PS Using CCE is no longer advisable. It was a stopgap.

PPS To be clear, colour management deals with profiles in the working space. Therefore, it is unlikely that you could colour manage on the layer-by-layer basis. However, you could always convert back. That is one of the reasons that Elle generates layers from visible and sorts them in groups, etc.

That’s what I was about to conclude myself. I understand that, by doing that, you squeeze the raw to get the most information about chroma you can, and then, by masking it, you choose where you want to reveal that info in the image.

That was my main concern about this procedure, switching color spaces forth and back and melting all pixels. So, normal procedure, apparently. But she doesn’t say that I have to get back to sRGB, where all procedure was being handled…

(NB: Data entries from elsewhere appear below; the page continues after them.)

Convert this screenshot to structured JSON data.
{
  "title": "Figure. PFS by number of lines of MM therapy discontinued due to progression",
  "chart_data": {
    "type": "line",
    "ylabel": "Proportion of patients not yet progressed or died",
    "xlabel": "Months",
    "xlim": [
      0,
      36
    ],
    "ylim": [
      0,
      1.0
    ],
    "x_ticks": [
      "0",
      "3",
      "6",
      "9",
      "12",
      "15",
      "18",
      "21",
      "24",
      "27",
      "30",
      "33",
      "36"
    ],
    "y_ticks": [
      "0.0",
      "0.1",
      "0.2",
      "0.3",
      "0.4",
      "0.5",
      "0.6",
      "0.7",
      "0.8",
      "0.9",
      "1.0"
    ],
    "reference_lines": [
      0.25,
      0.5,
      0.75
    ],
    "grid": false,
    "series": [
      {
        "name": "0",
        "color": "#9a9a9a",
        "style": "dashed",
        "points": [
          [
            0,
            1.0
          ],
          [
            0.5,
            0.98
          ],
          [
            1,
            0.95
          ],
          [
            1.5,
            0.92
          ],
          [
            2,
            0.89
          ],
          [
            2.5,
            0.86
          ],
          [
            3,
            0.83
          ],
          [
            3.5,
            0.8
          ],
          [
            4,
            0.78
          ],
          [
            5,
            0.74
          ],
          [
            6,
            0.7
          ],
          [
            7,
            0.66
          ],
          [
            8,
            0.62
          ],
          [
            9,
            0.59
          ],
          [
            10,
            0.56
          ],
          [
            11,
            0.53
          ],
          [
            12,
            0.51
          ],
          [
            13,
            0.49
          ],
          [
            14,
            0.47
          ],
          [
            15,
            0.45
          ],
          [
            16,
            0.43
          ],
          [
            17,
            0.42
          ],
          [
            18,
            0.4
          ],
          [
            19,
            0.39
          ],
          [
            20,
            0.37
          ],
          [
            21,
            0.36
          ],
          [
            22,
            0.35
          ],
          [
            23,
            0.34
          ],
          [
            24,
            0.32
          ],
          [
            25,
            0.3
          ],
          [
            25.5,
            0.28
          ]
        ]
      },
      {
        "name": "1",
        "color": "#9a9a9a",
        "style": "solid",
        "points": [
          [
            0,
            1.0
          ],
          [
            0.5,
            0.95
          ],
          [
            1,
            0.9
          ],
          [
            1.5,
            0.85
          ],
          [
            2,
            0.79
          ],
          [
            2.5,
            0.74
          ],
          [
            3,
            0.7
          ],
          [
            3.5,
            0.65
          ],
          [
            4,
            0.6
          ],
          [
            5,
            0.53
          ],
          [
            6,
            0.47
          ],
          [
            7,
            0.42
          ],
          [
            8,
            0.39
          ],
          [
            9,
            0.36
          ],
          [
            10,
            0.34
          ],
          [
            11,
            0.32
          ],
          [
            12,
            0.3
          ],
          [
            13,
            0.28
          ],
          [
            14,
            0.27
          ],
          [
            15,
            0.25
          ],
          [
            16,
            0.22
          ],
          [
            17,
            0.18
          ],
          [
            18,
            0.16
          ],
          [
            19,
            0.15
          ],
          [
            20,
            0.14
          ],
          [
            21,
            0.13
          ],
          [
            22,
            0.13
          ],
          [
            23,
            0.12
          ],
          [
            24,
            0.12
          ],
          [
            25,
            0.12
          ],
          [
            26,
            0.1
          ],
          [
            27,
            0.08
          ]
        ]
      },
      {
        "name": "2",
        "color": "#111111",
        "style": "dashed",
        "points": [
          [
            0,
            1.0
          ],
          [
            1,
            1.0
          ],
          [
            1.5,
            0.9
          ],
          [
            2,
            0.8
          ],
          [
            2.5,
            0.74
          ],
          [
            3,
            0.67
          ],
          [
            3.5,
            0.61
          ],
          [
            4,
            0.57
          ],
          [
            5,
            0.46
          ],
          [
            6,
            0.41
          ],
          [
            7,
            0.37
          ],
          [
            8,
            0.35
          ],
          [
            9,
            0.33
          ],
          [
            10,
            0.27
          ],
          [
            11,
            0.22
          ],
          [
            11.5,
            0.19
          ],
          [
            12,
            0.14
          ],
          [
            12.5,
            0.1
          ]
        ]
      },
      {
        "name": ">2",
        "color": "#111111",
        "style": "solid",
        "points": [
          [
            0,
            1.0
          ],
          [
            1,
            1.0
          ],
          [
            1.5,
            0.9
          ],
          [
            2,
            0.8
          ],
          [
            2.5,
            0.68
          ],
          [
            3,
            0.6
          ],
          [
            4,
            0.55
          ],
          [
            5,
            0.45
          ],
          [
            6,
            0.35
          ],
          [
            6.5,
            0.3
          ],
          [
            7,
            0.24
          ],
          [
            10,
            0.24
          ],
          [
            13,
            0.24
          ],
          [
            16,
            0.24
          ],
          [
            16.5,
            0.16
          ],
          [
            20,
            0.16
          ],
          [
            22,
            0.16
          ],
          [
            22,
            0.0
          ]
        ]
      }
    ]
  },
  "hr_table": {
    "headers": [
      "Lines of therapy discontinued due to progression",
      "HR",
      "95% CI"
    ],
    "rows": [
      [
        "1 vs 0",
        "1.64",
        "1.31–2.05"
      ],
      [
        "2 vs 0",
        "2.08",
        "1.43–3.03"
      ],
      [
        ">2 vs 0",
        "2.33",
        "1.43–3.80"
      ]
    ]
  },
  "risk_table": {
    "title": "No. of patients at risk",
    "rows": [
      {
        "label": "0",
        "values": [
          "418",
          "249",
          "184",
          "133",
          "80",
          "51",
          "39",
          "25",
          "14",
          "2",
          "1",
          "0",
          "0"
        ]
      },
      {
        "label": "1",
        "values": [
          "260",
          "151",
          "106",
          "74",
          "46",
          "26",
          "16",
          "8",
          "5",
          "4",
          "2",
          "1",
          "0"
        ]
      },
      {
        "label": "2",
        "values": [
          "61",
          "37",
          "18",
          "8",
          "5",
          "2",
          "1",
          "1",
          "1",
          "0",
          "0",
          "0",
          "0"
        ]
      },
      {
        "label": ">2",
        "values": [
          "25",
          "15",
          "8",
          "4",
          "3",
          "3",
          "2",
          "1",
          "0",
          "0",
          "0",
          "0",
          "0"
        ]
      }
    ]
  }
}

Also, what I find confusing, is how she handles the working lab layer: first she rips it from the layer group, then she changes color space, then she gets the lab layer back to the layer group, then she deletes it and then she creates a mask… but shouldn’t the final mask be produced from the deleted layer? Is the deletion step just out of placement in the text?

I just re-read her tutorial. It would have been clearer if she included a screenshot for every step.

  1. Do not worry about changing working spaces. Moreover, she isn’t converting but assigning; i.e., no pixel values are altered on the other layers, only how values relate to one another.

  2. There should be two deletion steps:
    (a) for the copy of Visible + Channel mixer to add Chroma; and
    (b) for the Grayscale copy of layer (from which the mask is generated).